I am curious to know this,its confusing me a lot.How does it differ,What is the interaction cross section for both the cases if an infrared photon incidents on it?.
-
please see my answer to a related question here https://physics.stackexchange.com/questions/421058/why-do-electrons-absorb-and-re-emit-photons/421084#421084 also this https://physics.stackexchange.com/questions/421827/how-do-electrons-absorb-and-reflect-photons-100-of-the-times-if-their-existence/421833#421833 and this https://physics.stackexchange.com/questions/412786/photon-absorption-requirements/412794#412794 – anna v Aug 09 '18 at 14:07
-
How to find their interaction cross section? – Anns Aug 09 '18 at 14:19
-
It depends on the problem at hand. There are various models that are being used. This course might give a handle https://ocw.mit.edu/courses/materials-science-and-engineering/3-091sc-introduction-to-solid-state-chemistry-fall-2010/. for free electrons in space you would have to integrate within the boundary values the compton crossection. – anna v Aug 09 '18 at 16:01
1 Answers
A free electron in a metal is actually a Bloch electron interacting with the periodic potential of the lattice and all the other electrons which are there. It turns out that the electrons in a band near the Fermi surface can be approximated rather well as being isolated (they are “dressed” quasiparticles), but there’s an important difference.

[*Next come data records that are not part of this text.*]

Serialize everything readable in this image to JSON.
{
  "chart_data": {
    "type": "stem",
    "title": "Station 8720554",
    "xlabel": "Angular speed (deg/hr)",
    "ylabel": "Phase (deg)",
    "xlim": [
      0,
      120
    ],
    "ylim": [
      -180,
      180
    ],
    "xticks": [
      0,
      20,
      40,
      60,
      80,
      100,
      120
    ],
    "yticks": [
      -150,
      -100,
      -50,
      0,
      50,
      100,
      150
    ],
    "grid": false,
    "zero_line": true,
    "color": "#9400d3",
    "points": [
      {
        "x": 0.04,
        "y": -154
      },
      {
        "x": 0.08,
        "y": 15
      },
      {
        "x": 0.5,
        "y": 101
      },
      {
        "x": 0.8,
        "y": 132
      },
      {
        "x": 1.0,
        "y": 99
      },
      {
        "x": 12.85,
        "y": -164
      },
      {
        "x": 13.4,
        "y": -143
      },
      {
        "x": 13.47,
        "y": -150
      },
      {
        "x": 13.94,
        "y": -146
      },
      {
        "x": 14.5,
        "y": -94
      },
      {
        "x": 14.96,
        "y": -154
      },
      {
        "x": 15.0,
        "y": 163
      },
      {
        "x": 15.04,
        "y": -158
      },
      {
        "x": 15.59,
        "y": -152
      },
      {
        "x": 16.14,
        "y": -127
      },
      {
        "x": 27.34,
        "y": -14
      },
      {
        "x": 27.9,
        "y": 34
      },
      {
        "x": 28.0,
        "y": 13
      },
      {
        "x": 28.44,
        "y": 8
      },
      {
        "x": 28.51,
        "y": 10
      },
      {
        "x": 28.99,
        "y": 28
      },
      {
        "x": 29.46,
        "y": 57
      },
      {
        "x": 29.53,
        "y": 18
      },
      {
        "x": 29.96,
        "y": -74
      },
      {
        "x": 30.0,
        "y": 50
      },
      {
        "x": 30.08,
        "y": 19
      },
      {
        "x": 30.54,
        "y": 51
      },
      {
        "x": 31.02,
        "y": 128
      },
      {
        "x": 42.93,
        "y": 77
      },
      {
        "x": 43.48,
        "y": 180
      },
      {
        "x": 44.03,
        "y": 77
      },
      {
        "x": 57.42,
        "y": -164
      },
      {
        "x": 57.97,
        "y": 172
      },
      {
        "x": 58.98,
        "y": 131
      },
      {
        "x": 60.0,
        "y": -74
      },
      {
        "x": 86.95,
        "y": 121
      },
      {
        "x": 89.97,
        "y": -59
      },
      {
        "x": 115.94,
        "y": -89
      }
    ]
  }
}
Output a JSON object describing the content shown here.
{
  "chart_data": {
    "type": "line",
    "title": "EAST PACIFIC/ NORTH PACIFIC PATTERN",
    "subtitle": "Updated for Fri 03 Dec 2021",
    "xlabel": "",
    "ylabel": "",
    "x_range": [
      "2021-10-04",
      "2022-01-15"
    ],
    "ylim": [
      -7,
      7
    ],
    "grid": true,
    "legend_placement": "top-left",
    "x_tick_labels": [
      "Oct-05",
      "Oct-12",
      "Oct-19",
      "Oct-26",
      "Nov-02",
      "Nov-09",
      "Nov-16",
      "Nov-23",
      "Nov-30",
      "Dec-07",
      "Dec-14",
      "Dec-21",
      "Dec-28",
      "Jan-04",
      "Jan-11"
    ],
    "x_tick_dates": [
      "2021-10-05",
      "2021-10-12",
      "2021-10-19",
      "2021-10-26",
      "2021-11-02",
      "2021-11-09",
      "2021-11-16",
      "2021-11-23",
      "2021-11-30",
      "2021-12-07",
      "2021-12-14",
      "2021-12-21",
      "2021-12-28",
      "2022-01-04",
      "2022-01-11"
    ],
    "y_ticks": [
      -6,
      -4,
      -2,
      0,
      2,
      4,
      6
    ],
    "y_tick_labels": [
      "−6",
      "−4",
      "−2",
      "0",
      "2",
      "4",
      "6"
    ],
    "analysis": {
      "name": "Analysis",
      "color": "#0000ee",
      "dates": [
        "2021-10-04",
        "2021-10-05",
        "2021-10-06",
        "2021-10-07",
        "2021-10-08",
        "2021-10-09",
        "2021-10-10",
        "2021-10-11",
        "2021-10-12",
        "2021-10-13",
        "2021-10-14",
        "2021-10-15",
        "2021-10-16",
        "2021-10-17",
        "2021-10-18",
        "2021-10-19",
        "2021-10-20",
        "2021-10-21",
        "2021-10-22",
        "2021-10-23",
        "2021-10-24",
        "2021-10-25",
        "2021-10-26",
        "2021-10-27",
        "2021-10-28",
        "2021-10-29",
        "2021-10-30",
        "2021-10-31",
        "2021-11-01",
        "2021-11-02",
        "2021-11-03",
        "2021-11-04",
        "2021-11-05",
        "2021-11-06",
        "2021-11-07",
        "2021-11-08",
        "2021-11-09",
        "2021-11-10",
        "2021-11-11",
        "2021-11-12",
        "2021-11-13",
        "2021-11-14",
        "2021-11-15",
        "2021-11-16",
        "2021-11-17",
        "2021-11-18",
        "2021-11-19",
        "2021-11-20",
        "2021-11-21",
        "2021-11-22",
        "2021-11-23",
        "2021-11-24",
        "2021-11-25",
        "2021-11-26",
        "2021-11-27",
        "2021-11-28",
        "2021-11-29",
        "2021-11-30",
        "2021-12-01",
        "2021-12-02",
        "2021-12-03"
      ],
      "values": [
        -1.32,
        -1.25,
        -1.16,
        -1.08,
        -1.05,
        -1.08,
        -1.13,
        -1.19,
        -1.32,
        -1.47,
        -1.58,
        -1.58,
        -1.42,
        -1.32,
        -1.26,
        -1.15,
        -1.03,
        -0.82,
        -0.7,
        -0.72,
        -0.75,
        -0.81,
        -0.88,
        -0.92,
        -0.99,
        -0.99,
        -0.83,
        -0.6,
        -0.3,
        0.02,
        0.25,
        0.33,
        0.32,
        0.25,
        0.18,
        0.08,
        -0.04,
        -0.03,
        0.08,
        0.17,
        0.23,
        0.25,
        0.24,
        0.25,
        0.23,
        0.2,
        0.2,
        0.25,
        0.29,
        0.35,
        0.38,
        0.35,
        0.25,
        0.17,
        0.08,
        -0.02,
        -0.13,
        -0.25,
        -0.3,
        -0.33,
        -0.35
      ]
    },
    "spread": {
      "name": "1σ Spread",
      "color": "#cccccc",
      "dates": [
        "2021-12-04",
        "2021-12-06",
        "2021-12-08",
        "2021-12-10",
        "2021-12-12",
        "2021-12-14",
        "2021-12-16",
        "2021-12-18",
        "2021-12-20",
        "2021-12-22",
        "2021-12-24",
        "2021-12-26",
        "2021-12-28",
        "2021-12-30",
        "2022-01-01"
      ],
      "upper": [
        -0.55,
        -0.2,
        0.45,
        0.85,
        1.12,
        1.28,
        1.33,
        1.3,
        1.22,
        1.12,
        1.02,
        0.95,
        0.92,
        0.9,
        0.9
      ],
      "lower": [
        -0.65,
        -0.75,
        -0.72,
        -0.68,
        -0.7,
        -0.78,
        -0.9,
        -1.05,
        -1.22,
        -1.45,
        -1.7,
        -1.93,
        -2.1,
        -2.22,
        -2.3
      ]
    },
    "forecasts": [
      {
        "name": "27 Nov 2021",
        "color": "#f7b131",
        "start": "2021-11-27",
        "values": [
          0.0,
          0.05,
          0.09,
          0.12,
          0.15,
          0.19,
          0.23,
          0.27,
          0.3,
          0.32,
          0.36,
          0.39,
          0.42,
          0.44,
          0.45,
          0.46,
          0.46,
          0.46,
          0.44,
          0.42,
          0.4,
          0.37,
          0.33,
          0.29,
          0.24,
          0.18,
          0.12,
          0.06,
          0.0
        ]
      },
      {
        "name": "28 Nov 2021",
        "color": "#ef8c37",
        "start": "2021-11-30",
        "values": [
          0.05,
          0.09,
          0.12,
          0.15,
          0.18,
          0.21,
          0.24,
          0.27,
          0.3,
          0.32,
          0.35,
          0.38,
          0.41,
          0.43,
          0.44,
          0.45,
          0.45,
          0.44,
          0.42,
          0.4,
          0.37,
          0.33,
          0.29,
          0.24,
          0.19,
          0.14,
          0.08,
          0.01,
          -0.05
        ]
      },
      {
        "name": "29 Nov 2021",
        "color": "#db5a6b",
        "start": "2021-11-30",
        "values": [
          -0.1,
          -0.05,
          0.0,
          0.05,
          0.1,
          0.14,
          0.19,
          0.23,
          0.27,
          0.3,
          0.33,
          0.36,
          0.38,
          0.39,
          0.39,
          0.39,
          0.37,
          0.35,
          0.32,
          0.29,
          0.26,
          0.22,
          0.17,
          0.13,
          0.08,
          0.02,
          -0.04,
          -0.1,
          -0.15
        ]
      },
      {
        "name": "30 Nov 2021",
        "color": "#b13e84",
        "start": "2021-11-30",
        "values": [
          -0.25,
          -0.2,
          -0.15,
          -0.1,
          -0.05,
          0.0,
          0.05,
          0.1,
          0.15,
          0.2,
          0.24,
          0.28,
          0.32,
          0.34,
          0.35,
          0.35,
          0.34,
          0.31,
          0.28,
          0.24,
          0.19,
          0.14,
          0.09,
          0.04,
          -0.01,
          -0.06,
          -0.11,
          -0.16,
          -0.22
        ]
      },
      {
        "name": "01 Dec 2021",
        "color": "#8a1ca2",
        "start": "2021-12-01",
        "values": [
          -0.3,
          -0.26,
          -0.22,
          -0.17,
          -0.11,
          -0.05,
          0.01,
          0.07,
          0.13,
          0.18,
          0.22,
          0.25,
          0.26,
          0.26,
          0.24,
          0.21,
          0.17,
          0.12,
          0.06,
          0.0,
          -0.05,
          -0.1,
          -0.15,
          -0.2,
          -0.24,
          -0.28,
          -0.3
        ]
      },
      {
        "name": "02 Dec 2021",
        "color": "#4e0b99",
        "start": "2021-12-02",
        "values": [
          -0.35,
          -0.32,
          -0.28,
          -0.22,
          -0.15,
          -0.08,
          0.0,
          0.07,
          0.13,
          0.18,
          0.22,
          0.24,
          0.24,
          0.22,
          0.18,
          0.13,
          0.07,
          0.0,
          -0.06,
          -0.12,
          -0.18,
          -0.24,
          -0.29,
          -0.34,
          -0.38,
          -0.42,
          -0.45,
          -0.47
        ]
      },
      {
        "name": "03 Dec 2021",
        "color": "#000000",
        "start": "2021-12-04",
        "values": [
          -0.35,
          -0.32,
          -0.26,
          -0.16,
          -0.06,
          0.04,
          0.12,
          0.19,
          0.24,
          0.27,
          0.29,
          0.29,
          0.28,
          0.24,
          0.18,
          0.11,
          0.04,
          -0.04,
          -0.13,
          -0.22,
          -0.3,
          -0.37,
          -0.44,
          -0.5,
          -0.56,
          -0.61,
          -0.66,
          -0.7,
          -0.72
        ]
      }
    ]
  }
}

A real isolated free electron is subject to no additional interactions. A free electron in a metal is subject to many. These include electron-electron scattering, electron-phonon scattering, defect scattering, surface scattering, collective oscillations (plasmons), interband transitions, etc. In a simple case, say, Au with photon energies in the infrared range, the scattering can be lumped into a phenomenological parameter called the Drude scattering time (or momentum relaxation time). Condensed matter computations of the light scattering cross-section often focus on calculating these scattering rates, based on various assumptions about the metal, after computing the band structure. This is because the scattering adds the degree of freedom to allow for absorption/phase shift of light in interaction with the metal. Light interacting with a totally isolated electron cannot be absorbed or experience a phase shift because there’s no scattering of electrons to conserve energy and momentum.